杜氏年岁与长公主相仿,只是因身份家境不同,气度上差了许多,面相稍显刻薄。
梅嫣然叹了口气,绞着头发丝蹙眉抱怨:“你满脑子都是侯门显贵,哪里用心去看了,但凡你跟爹爹多为女儿操持,女儿也不用在人前装的那般辛苦。”
梅家在苏州算得上体面人家,梅嫣然的父亲是苏州通判,母亲娘家做过主簿,只是这两年不如从前风光,几个同辈的兄弟竟没一人有出息。

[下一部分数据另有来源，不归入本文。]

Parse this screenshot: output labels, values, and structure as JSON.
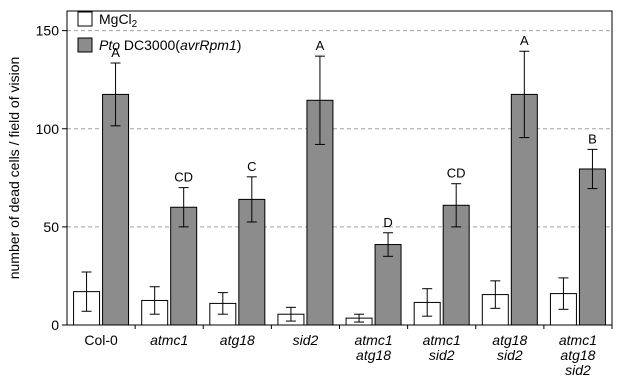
{
  "chart_data": {
    "type": "bar",
    "ylabel": "number of dead cells / field of vision",
    "ylim": [
      0,
      160
    ],
    "yticks": [
      0,
      50,
      100,
      150
    ],
    "grid": "horizontal dashed",
    "legend_placement": "top-left",
    "categories": [
      [
        "Col-0"
      ],
      [
        "atmc1"
      ],
      [
        "atg18"
      ],
      [
        "sid2"
      ],
      [
        "atmc1",
        "atg18"
      ],
      [
        "atmc1",
        "sid2"
      ],
      [
        "atg18",
        "sid2"
      ],
      [
        "atmc1",
        "atg18",
        "sid2"
      ]
    ],
    "category_italic": [
      false,
      true,
      true,
      true,
      true,
      true,
      true,
      true
    ],
    "series": [
      {
        "name": "MgCl2",
        "legend_main": "MgCl",
        "legend_sub": "2",
        "color": "#ffffff",
        "values": [
          17,
          12.5,
          11,
          5.5,
          3.5,
          11.5,
          15.5,
          16
        ],
        "errors": [
          10,
          7,
          5.5,
          3.5,
          2,
          7,
          7,
          8
        ]
      },
      {
        "name": "Pto DC3000(avrRpm1)",
        "legend_italic": "Pto",
        "legend_rest": " DC3000(",
        "legend_italic2": "avrRpm1",
        "legend_end": ")",
        "color": "#8c8c8c",
        "values": [
          117.5,
          60,
          64,
          114.5,
          41,
          61,
          117.5,
          79.5
        ],
        "errors": [
          16,
          10,
          11.5,
          22.5,
          6,
          11,
          22,
          10
        ],
        "significance": [
          "A",
          "CD",
          "C",
          "A",
          "D",
          "CD",
          "A",
          "B"
        ]
      }
    ]
  }
}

梅嫣然幼时到过京城,知晓侯府排场有多尊贵,阖家上下也都把指望放在女儿身上,高攀高攀,若真能攀得上,便能一人得道鸡犬升天,若攀不上,倒也没甚损失。
梅嫣然生了张乖巧可爱的脸蛋,人前又总爱装傻充愣,长辈喜欢,平辈亦能因着她憨憨的性子,不与她计较生事。
若不然,爹爹又怎会从一众女儿中,单把她挑出来跟母亲一同进京。
杜氏不乐意,斜眼笑道:“你还想我怎么给你操持,腆着脸送到京城,不就是为了给你巴结门好的亲事。
我这都是为了谁,难不成是为了我自己。”
梅嫣然听得心烦,不爱与她争辩,遂起身走到床前,准备躺下。
杜氏跟过去,不依不饶道:“问你话呢,你怎知道裴二郎有女人?”
梅嫣然闭上眼,不耐烦回她:“青松堂住着个女的,叫宋月宁,虽然红樱和绿桃没多说什么,可我能觉出来,她跟裴淮关系匪浅。”

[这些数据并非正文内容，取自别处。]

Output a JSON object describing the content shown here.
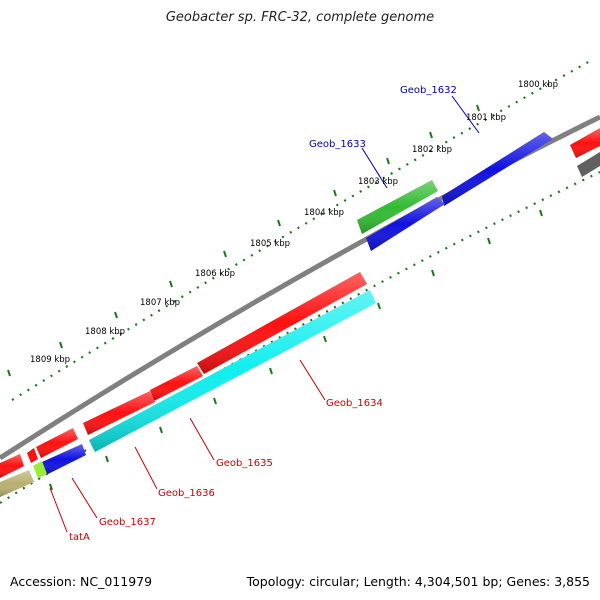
{
  "title": "Geobacter sp. FRC-32, complete genome",
  "accession": "Accession: NC_011979",
  "summary": "Topology: circular; Length: 4,304,501 bp; Genes: 3,855",
  "kbp_labels": [
    "1800 kbp",
    "1801 kbp",
    "1802 kbp",
    "1803 kbp",
    "1804 kbp",
    "1805 kbp",
    "1806 kbp",
    "1807 kbp",
    "1808 kbp",
    "1809 kbp"
  ],
  "gene_labels": {
    "geob_1632": "Geob_1632",
    "geob_1633": "Geob_1633",
    "geob_1634": "Geob_1634",
    "geob_1635": "Geob_1635",
    "geob_1636": "Geob_1636",
    "geob_1637": "Geob_1637",
    "tatA": "tatA"
  },
  "colors": {
    "forward_label": "#0000aa",
    "reverse_label": "#cc0000",
    "backbone": "#808080",
    "ticks": "#1a7a1a",
    "red": "#ff1010",
    "blue": "#1010e0",
    "green": "#33bb33",
    "cyan": "#11eeee",
    "lime": "#99ee33",
    "khaki": "#b8b070",
    "dark": "#606060"
  }
}
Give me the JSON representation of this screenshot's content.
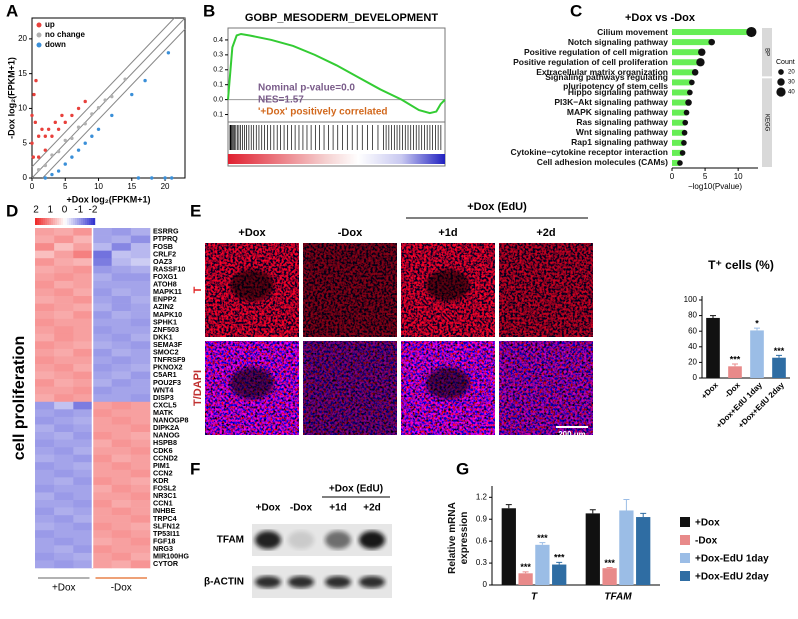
{
  "panel_labels": [
    "A",
    "B",
    "C",
    "D",
    "E",
    "F",
    "G"
  ],
  "chart_data": [
    {
      "type": "scatter",
      "xlabel": "+Dox  log₂(FPKM+1)",
      "ylabel": "-Dox  log₂(FPKM+1)",
      "xlim": [
        0,
        23
      ],
      "ylim": [
        0,
        23
      ],
      "xticks": [
        0,
        5,
        10,
        15,
        20
      ],
      "yticks": [
        0,
        5,
        10,
        15,
        20
      ],
      "series": [
        {
          "name": "up",
          "color": "#e8413c",
          "x": [
            0,
            0,
            0.3,
            0.5,
            1,
            1.5,
            2,
            2.5,
            3,
            3.5,
            4,
            5,
            6,
            7,
            8,
            0.2,
            1,
            2,
            0.6,
            4.5
          ],
          "values": [
            5,
            9,
            12,
            8,
            6,
            7,
            6,
            7,
            6,
            8,
            7,
            8,
            9,
            10,
            11,
            3,
            3,
            4,
            14,
            9
          ]
        },
        {
          "name": "no change",
          "color": "#b0b0b0",
          "x": [
            1,
            2,
            3,
            4,
            5,
            6,
            7,
            8,
            9,
            10,
            11,
            12,
            14
          ],
          "values": [
            1.2,
            1.8,
            3.3,
            3.8,
            5.4,
            5.7,
            7.3,
            7.8,
            9.2,
            10.1,
            11.2,
            11.7,
            14.2
          ]
        },
        {
          "name": "down",
          "color": "#3a8fd8",
          "x": [
            2,
            3,
            4,
            5,
            6,
            7,
            8,
            9,
            10,
            12,
            15,
            16,
            18,
            20,
            21,
            17,
            20.5
          ],
          "values": [
            0,
            0.5,
            1,
            2,
            3,
            4,
            5,
            6,
            7,
            9,
            12,
            0,
            0,
            0,
            0,
            14,
            18
          ]
        }
      ]
    },
    {
      "type": "line",
      "title": "GOBP_MESODERM_DEVELOPMENT",
      "color": "#33cc33",
      "xlim": [
        0,
        100
      ],
      "ylim": [
        -0.15,
        0.48
      ],
      "yticks": [
        0.4,
        0.3,
        0.2,
        0.1,
        {
          "value": 0,
          "label": "0.0"
        },
        {
          "value": -0.1,
          "label": "0.1"
        }
      ],
      "x": [
        0,
        2,
        4,
        6,
        10,
        20,
        30,
        40,
        50,
        60,
        70,
        80,
        88,
        93,
        96,
        98,
        100
      ],
      "values": [
        0,
        0.35,
        0.43,
        0.44,
        0.43,
        0.4,
        0.36,
        0.3,
        0.23,
        0.15,
        0.07,
        0,
        -0.07,
        -0.09,
        -0.08,
        -0.03,
        0
      ],
      "annotations": [
        "Nominal p-value=0.0",
        "NES=1.57",
        "'+Dox' positively correlated"
      ]
    },
    {
      "type": "lollipop",
      "title": "+Dox vs -Dox",
      "xlabel": "−log10(Pvalue)",
      "color": "#66ee55",
      "xlim": [
        0,
        13
      ],
      "xticks": [
        0,
        5,
        10
      ],
      "categories": [
        "Cilium movement",
        "Notch signaling pathway",
        "Positive regulation of cell migration",
        "Positive regulation of cell proliferation",
        "Extracellular matrix organization",
        "Signaling pathways regulating pluripotency of stem cells",
        "Hippo signaling pathway",
        "PI3K−Akt signaling pathway",
        "MAPK signaling pathway",
        "Ras signaling pathway",
        "Wnt signaling pathway",
        "Rap1 signaling pathway",
        "Cytokine−cytokine receptor interaction",
        "Cell adhesion molecules (CAMs)"
      ],
      "values": [
        12,
        6,
        4.5,
        4.3,
        3.5,
        3,
        2.7,
        2.5,
        2.2,
        2,
        1.9,
        1.8,
        1.6,
        1.2
      ],
      "count": [
        45,
        25,
        30,
        35,
        25,
        20,
        20,
        25,
        20,
        20,
        20,
        20,
        20,
        20
      ],
      "group": [
        "BP",
        "BP",
        "BP",
        "BP",
        "BP",
        "KEGG",
        "KEGG",
        "KEGG",
        "KEGG",
        "KEGG",
        "KEGG",
        "KEGG",
        "KEGG",
        "KEGG"
      ],
      "size_legend": {
        "title": "Count",
        "values": [
          20,
          30,
          40
        ]
      }
    },
    {
      "type": "heatmap",
      "ylabel": "cell proliferation",
      "zlim": [
        -2,
        2
      ],
      "zticks": [
        2,
        1,
        0,
        -1,
        -2
      ],
      "colors": {
        "low": "#3535d0",
        "mid": "#ffffff",
        "high": "#ee2b2b"
      },
      "column_groups": [
        {
          "label": "+Dox",
          "color": "#999999"
        },
        {
          "label": "-Dox",
          "color": "#e8824a"
        }
      ],
      "rows": [
        "ESRRG",
        "PTPRQ",
        "FOSB",
        "CRLF2",
        "OAZ3",
        "RASSF10",
        "FOXG1",
        "ATOH8",
        "MAPK11",
        "ENPP2",
        "AZIN2",
        "MAPK10",
        "SPHK1",
        "ZNF503",
        "DKK1",
        "SEMA3F",
        "SMOC2",
        "TNFRSF9",
        "PKNOX2",
        "C5AR1",
        "POU2F3",
        "WNT4",
        "DISP3",
        "CXCL5",
        "MATK",
        "NANOGP8",
        "DIPK2A",
        "NANOG",
        "HSPB8",
        "CDK6",
        "CCND2",
        "PIM1",
        "CCN2",
        "KDR",
        "FOSL2",
        "NR3C1",
        "CCN1",
        "INHBE",
        "TRPC4",
        "SLFN12",
        "TP53I11",
        "FGF18",
        "NRG3",
        "MIR100HG",
        "CYTOR"
      ],
      "values": [
        [
          0.9,
          0.8,
          1.0,
          -0.9,
          -1.0,
          -0.8
        ],
        [
          0.8,
          1.0,
          0.7,
          -0.9,
          -0.8,
          -1.1
        ],
        [
          1.1,
          0.6,
          0.9,
          -0.7,
          -1.2,
          -0.7
        ],
        [
          0.6,
          0.9,
          1.2,
          -1.4,
          -0.6,
          -0.7
        ],
        [
          1.0,
          0.8,
          0.7,
          -1.3,
          -0.7,
          -0.5
        ],
        [
          0.8,
          0.9,
          1.0,
          -1.0,
          -0.9,
          -0.8
        ],
        [
          0.9,
          1.0,
          0.9,
          -0.8,
          -1.0,
          -1.0
        ],
        [
          1.0,
          0.8,
          0.9,
          -0.9,
          -0.9,
          -0.9
        ],
        [
          0.9,
          1.0,
          0.8,
          -1.0,
          -0.8,
          -0.9
        ],
        [
          0.8,
          0.9,
          1.0,
          -0.9,
          -1.0,
          -0.8
        ],
        [
          1.0,
          0.9,
          0.8,
          -0.8,
          -1.0,
          -0.9
        ],
        [
          0.9,
          0.8,
          1.0,
          -1.0,
          -0.8,
          -0.9
        ],
        [
          1.0,
          0.9,
          0.9,
          -0.9,
          -0.9,
          -1.0
        ],
        [
          0.9,
          1.0,
          0.9,
          -1.0,
          -0.9,
          -0.9
        ],
        [
          0.8,
          1.0,
          0.9,
          -0.9,
          -1.0,
          -0.8
        ],
        [
          1.0,
          0.9,
          0.8,
          -0.8,
          -0.9,
          -1.0
        ],
        [
          0.9,
          0.8,
          1.0,
          -1.0,
          -0.8,
          -0.9
        ],
        [
          1.0,
          0.9,
          0.9,
          -0.9,
          -1.0,
          -0.9
        ],
        [
          0.9,
          1.0,
          0.8,
          -1.0,
          -0.9,
          -0.8
        ],
        [
          0.8,
          0.9,
          1.0,
          -0.9,
          -0.8,
          -1.0
        ],
        [
          1.0,
          0.8,
          0.9,
          -0.8,
          -1.0,
          -0.9
        ],
        [
          0.9,
          0.9,
          1.0,
          -1.0,
          -0.9,
          -0.9
        ],
        [
          0.8,
          1.0,
          0.9,
          -0.9,
          -0.9,
          -1.0
        ],
        [
          -1.0,
          -0.6,
          -1.3,
          0.9,
          1.0,
          0.9
        ],
        [
          -0.9,
          -1.0,
          -0.9,
          1.0,
          0.9,
          0.9
        ],
        [
          -1.0,
          -0.9,
          -0.8,
          0.9,
          1.0,
          0.9
        ],
        [
          -0.8,
          -1.0,
          -0.9,
          0.9,
          0.9,
          1.0
        ],
        [
          -0.9,
          -0.8,
          -1.0,
          1.0,
          0.9,
          0.8
        ],
        [
          -1.0,
          -0.9,
          -0.9,
          0.8,
          1.0,
          0.9
        ],
        [
          -0.9,
          -1.0,
          -0.8,
          0.9,
          0.9,
          1.0
        ],
        [
          -0.8,
          -0.9,
          -1.0,
          1.0,
          0.8,
          0.9
        ],
        [
          -1.0,
          -0.9,
          -0.8,
          0.9,
          1.0,
          0.9
        ],
        [
          -0.9,
          -1.0,
          -0.9,
          0.9,
          0.9,
          1.0
        ],
        [
          -0.9,
          -0.8,
          -1.0,
          1.0,
          0.9,
          0.8
        ],
        [
          -1.0,
          -0.9,
          -0.9,
          0.8,
          1.0,
          0.9
        ],
        [
          -0.8,
          -1.0,
          -0.9,
          0.9,
          0.9,
          1.0
        ],
        [
          -0.9,
          -0.9,
          -1.0,
          1.0,
          0.8,
          0.9
        ],
        [
          -1.0,
          -0.8,
          -0.9,
          0.9,
          1.0,
          0.9
        ],
        [
          -0.9,
          -1.0,
          -0.8,
          0.9,
          0.9,
          1.0
        ],
        [
          -0.8,
          -0.9,
          -1.0,
          1.0,
          0.9,
          0.8
        ],
        [
          -1.0,
          -0.9,
          -0.9,
          0.9,
          1.0,
          0.9
        ],
        [
          -0.9,
          -1.0,
          -0.9,
          0.8,
          0.9,
          1.0
        ],
        [
          -0.9,
          -0.8,
          -1.0,
          1.0,
          0.9,
          0.9
        ],
        [
          -1.0,
          -0.9,
          -0.8,
          0.9,
          1.0,
          0.8
        ],
        [
          -0.9,
          -1.0,
          -0.9,
          0.9,
          0.8,
          1.0
        ]
      ]
    },
    {
      "type": "bar",
      "title": "T⁺ cells (%)",
      "ylim": [
        0,
        100
      ],
      "yticks": [
        0,
        20,
        40,
        60,
        80,
        100
      ],
      "categories": [
        "+Dox",
        "-Dox",
        "+Dox+EdU 1day",
        "+Dox+EdU 2day"
      ],
      "values": [
        77,
        15,
        61,
        26
      ],
      "errors": [
        3,
        3,
        3,
        3
      ],
      "annotations": [
        null,
        "***",
        "*",
        "***"
      ],
      "colors": [
        "#111111",
        "#e88a8a",
        "#9bbde6",
        "#2f6da3"
      ]
    },
    {
      "type": "bar",
      "ylabel": "Relative mRNA expression",
      "ylim": [
        0,
        1.3
      ],
      "yticks": [
        0,
        0.3,
        0.6,
        0.9,
        1.2
      ],
      "categories": [
        "T",
        "TFAM"
      ],
      "series": [
        {
          "name": "+Dox",
          "color": "#111111",
          "values": [
            1.05,
            0.98
          ],
          "errors": [
            0.05,
            0.05
          ],
          "annotations": [
            null,
            null
          ]
        },
        {
          "name": "-Dox",
          "color": "#e88a8a",
          "values": [
            0.16,
            0.23
          ],
          "errors": [
            0.02,
            0.01
          ],
          "annotations": [
            "***",
            "***"
          ]
        },
        {
          "name": "+Dox-EdU 1day",
          "color": "#9bbde6",
          "values": [
            0.55,
            1.02
          ],
          "errors": [
            0.03,
            0.15
          ],
          "annotations": [
            "***",
            null
          ]
        },
        {
          "name": "+Dox-EdU 2day",
          "color": "#2f6da3",
          "values": [
            0.28,
            0.93
          ],
          "errors": [
            0.03,
            0.05
          ],
          "annotations": [
            "***",
            null
          ]
        }
      ]
    }
  ],
  "panel_e_images": {
    "column_labels": [
      "+Dox",
      "-Dox",
      "+1d",
      "+2d"
    ],
    "group_label": "+Dox (EdU)",
    "row_labels": [
      "T",
      "T/DAPI"
    ],
    "scale_bar": "200 μm"
  },
  "panel_f_blot": {
    "lane_labels": [
      "+Dox",
      "-Dox",
      "+1d",
      "+2d"
    ],
    "group_label": "+Dox (EdU)",
    "row_labels": [
      "TFAM",
      "β-ACTIN"
    ]
  }
}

杜氏抚着胸口,愣了下回过神来:“你可真是吓坏我了,那又如何,通房丫头,上不得台面。
左右你进门前,通房都没有正经身份。再说你表姑母明白着呢,不会让她搞出孩子”
“母亲!”
梅嫣然与她话不投机,气的浑身打哆嗦。
她毕竟是个姑娘家,在意的是未来夫君心里是否珍重自己,虽不敢指望裴淮一心一意,可看着他偏宠通房,她心里还是跟扎了根刺似的,不舒服。

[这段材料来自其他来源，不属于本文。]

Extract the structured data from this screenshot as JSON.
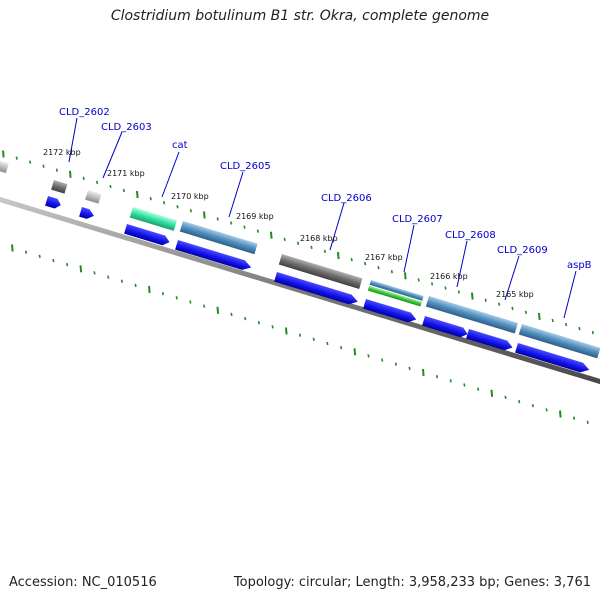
{
  "title": "Clostridium botulinum B1 str. Okra, complete genome",
  "footer": {
    "accession": "Accession: NC_010516",
    "stats": "Topology: circular; Length: 3,958,233 bp; Genes: 3,761"
  },
  "gene_labels": [
    "CLD_2602",
    "CLD_2603",
    "cat",
    "CLD_2605",
    "CLD_2606",
    "CLD_2607",
    "CLD_2608",
    "CLD_2609",
    "aspB"
  ],
  "position_labels": [
    "2172 kbp",
    "2171 kbp",
    "2170 kbp",
    "2169 kbp",
    "2168 kbp",
    "2167 kbp",
    "2166 kbp",
    "2165 kbp"
  ],
  "colors": {
    "cds": "#1010e8",
    "teal": "#4f8fbf",
    "gray": "#6e6e6e",
    "green": "#32e0a0",
    "backbone": "#7a7a7a",
    "ticks": "#1e8c1e",
    "label": "#0000c8"
  }
}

母亲呢,话里话外只是关心她能不能嫁进来,对于嫁进来之后的处境,她可半分都不忧虑。
万般愁绪涌上心头,这如花似锦的日子,梅嫣然过的委实憋屈。
上元节当日,裴淮直忙到傍晚才从书房出来。
梅嫣然垮着小脸,看见他的一瞬,咧开嘴欢快地跑了过去。
“二表哥,可真冷呀。”她跺了跺脚,粉色披风下的裙摆随之绽开像花瓣一般,“你冷不冷,我让绿桃多备了手炉。”
说着,她扭头从绿桃手里拿过手炉,熟稔地想要放到裴淮掌中。
裴淮不着痕迹避开,幽幽的瞳孔折射出冷意。
他回头,冲檐下人淡声叫道。
“月宁,过来。”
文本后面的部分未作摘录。